Kairo
Chaotischer Prozess um Mursi vertagt
04.11.2013
Der ehemalige Präsident Ägyptens heizte mit Parolen an.
Nach einem turbulenten Prozessbeginn hat der Richter das Verfahren gegen den ägyptischen Ex-Präsidenten Mohammed Mursi (62) auf Beginn kommenden Jahres verschoben. Der Prozess werde am 8. Jänner fortgesetzt, meldete der Nachrichtensender Al-Arabiya. Mursi hatte Parolen gegen die Militärmachthaber gerufen und sich selbst als legitimen Präsidenten Ägyptens bezeichnet.

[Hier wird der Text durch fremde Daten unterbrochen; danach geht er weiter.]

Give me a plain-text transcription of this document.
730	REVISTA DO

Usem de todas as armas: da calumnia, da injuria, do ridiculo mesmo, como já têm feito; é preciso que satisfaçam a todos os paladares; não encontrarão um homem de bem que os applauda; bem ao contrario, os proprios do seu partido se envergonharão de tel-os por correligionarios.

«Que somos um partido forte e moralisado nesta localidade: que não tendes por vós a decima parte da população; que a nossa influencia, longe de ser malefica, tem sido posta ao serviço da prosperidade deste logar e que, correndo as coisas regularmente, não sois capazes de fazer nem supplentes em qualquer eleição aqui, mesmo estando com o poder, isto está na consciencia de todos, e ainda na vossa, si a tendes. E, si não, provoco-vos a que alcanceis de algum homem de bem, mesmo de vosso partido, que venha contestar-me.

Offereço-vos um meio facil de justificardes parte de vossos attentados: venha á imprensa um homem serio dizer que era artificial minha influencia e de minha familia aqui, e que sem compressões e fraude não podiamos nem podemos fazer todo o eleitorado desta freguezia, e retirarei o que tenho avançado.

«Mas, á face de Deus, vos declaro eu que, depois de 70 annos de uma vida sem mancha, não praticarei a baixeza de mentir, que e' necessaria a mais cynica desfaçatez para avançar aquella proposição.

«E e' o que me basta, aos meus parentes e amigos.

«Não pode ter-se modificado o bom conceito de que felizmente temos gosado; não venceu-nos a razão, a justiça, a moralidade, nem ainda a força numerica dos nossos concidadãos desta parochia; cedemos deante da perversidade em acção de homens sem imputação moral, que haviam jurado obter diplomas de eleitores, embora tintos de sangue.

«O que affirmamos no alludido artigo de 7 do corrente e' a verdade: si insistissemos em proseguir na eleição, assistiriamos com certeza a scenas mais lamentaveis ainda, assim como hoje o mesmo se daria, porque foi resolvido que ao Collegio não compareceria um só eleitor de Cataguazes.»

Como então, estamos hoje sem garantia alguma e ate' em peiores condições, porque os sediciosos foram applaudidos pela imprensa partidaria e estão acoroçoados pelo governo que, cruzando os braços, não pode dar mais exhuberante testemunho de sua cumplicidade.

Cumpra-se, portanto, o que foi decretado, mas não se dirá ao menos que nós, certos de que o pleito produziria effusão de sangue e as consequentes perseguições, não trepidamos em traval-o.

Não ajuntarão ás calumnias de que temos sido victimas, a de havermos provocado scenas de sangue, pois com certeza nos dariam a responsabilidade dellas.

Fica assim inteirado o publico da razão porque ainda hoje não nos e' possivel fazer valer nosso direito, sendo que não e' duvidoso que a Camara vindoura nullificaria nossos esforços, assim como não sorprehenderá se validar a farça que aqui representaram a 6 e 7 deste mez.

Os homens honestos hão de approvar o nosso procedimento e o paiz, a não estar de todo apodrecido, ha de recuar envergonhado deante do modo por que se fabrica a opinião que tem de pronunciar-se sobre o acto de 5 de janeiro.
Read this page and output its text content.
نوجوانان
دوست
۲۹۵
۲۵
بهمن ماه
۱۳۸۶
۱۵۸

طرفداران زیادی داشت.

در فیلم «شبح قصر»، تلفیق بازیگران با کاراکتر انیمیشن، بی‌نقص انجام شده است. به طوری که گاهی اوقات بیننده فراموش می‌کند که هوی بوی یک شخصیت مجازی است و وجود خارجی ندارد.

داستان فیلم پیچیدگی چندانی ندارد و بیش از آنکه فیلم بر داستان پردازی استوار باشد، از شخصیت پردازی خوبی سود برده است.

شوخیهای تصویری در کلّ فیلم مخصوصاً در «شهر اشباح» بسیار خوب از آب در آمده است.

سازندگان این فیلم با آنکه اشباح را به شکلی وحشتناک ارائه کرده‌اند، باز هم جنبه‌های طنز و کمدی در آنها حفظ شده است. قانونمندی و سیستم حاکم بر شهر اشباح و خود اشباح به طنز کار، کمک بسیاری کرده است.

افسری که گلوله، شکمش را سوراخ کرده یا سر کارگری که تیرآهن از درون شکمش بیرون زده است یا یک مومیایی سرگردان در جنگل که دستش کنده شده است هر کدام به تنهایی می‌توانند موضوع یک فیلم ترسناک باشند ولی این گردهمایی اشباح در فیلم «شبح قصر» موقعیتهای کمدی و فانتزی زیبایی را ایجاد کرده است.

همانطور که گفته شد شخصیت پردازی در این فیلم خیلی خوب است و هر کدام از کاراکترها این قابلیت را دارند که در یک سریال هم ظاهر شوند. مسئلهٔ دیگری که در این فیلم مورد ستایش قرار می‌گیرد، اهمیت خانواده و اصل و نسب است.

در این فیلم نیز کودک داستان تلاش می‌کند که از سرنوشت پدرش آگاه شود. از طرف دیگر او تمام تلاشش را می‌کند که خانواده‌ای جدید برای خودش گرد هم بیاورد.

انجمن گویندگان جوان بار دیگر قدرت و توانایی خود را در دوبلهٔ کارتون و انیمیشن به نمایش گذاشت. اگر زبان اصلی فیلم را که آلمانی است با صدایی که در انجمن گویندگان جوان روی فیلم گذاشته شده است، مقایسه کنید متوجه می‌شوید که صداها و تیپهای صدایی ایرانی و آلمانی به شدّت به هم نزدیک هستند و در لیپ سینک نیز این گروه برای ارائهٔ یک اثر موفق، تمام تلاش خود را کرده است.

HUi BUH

Der im Juli vom Militär gestürzte Mursi ist mit 14 weiteren Mitgliedern der Muslimbruderschaft wegen der Tötung von Demonstranten angeklagt. Bei einer Verurteilung drohen ihnen lebenslange Haft oder die Todesstrafe. Der Prozess vor einem Behelfsgericht in einer Polizeiakademie war von einem massiven Sicherheitsaufgebot und Protesten von Anhängern Mursis begleitet. Es handelte sich um den ersten öffentlichen Auftritt des Ex-Präsidenten seit seiner Entmachtung.
"Ich bin der legitime Präsident von Ägypten, und ich bitte das Gericht, diese Farce hier zu beenden", sagte Mursi zu Beginn der Verhandlung. "Den Anführern des Militärputsches muss der Prozess gemacht werden", fügte er hinzu. Nach Angaben des Staatsfernsehens kam es zu handfesten Auseinandersetzungen zwischen den Verteidigern und einigen Prozessbeobachtern. Mursi war ohne Anwalt erschienen, um seine Ablehnung des gegen ihn geführten Prozesses zu unterstreichen.
Wegen der Zwischenrufe wurde die Verhandlung nur zehn Minuten nach ihrem Beginn unterbrochen. Ein staatlicher Fernsehkanal berichtete, die Anhörung werde erst wieder aufgenommen, wenn Mursi bereit sei, seine Gefängniskleidung zu tragen. Der Richter nahm die Verhandlung dann offenbar nur wieder auf, um den Prozess zu vertagen. Wie aus Gerichtskreisen verlautete, sollten die Angeklagten in das Kairoer Tora-Gefängnis gebracht werden.
Hunderte von Anhängern der entmachteten Islamisten protestierten in der Früh vor der Polizeiakademie. Ein Demonstrant trug ein Transparent mit der Aufschrift "Vergewaltigung des Willens des Volkes". Auch vor dem Verfassungsgericht in der Vorstadt Maadi demonstrierten mehrere hundert Sympathisanten der Muslimbruderschaft. Dort kam es nach Angaben aus Sicherheitskreisen auch zu Handgreiflichkeiten, als Passanten Mursi-Anhänger angeriffen.
Mursi war am Vormittag mit einem Hubschrauber zu dem stark abgesicherten Gebäude geflogen, in dem auch dem gestürzten langjährigen Machthaber Hosni Mubarak der Prozess gemacht wird. Der Tahrir-Platz im Zentrum Kairos, der Mittelpunkt der Proteste gegen Mubarak und später Mursi war, wurde vom Militär mit Stacheldraht abgesperrt. Die Muslimbruderschaft hatte angekündigt, so lange mit Straßenprotesten Druck auf die Armee auszuüben, bis Mursi wieder in sein Amt zurückkehren kann. Medienberichten zufolge waren am ersten Prozesstag 20.000 Sicherheitskräfte im Einsatz.